My son graduated from his nephrology fellowship last night. A huge evening for him. A proud evening for our family.
In perhaps one of the most poetic moments for me, I found out that his mentor, one of the amazing and brilliant physicians who took the time and effort to train him is a nephrologist originally from Israel. An amazing physician who enthusiastically took my son under her wing to help him become the doctor he has grown into. A healer who will put his patients first. Always. A teacher who will train the next group of nephrologists.
So to wake up the morning after such a lovely evening and see a medical publication like the Lancet ostracize Israeli doctors hits close to home.
Israel is a medical powerhouse. A place of medical innovation that punches above its weight. When even physicians start to see their colleagues as "other" it is not just Israeli doctors or Israelis who suffer, it is patients around the world who will not benefit from their skills and knowledge. It is young doctors like my own son who learned to become a physician because a doctor who happens to be Israeli took the time, care and effort to mentor him.
What is the world coming to?
Have we lost our minds?
We cannot allow this to continue.
Israeli doctors are no more responsible for the actions and decisions of their government than an American, Chinese, French, Russian or Indian doctor is for theirs.
Publications like The Lancet cannot allow themselves to become vehicles of antisemitism. Please. Stop. Before it is too late.

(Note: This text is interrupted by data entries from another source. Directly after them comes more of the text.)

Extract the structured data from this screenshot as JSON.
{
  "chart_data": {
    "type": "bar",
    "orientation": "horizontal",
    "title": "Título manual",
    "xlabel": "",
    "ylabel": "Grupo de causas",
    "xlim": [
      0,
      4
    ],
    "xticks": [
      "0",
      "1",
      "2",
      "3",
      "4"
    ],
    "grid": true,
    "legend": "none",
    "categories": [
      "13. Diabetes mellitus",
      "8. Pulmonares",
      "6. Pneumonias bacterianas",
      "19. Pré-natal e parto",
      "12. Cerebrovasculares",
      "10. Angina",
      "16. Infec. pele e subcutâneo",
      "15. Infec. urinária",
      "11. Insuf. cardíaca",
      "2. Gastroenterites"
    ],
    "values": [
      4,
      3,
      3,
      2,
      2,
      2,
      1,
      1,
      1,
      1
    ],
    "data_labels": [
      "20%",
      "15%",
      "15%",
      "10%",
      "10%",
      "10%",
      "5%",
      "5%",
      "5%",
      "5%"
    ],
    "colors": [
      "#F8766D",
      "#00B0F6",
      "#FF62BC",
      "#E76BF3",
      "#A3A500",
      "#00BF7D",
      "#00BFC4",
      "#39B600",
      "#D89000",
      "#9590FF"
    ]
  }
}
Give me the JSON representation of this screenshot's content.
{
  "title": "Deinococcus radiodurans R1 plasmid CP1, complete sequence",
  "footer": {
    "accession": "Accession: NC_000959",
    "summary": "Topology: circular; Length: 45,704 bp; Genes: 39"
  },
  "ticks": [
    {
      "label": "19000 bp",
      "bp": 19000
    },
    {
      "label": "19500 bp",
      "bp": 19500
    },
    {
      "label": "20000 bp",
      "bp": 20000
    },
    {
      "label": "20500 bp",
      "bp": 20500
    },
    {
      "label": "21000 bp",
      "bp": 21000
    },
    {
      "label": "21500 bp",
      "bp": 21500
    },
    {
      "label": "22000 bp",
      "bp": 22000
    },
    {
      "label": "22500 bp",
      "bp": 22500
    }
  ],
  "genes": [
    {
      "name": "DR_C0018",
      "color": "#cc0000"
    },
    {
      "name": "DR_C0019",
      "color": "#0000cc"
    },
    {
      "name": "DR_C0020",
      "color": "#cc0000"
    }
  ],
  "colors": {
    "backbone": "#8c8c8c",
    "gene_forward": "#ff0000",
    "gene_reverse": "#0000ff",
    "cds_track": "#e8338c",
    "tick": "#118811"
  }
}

The Lancet, one of the most important medical journals in the world, published a petition today calling for the suspension of the Israeli Medical Association (IMA) from the World Medical Association (WMA).
1,150 professionals signed the petition because the IMA "failed to condemn the genocide of the Palestinians, the destruction of Gaza’s healthcare system, and the torture of detainees."
The IMA has, in actuality, spent the entire war advocating for Gazans, petitioning the government to ensure medical supplies were entering Gaza, and demanding that hospitals in Gaza remain safe havens.
But they're evil because they didn't use the word genocide? It doesn't matter what you do for Palestinians or how you fight for them if you don't use a certain word?
What happened to "actions speak louder than words?"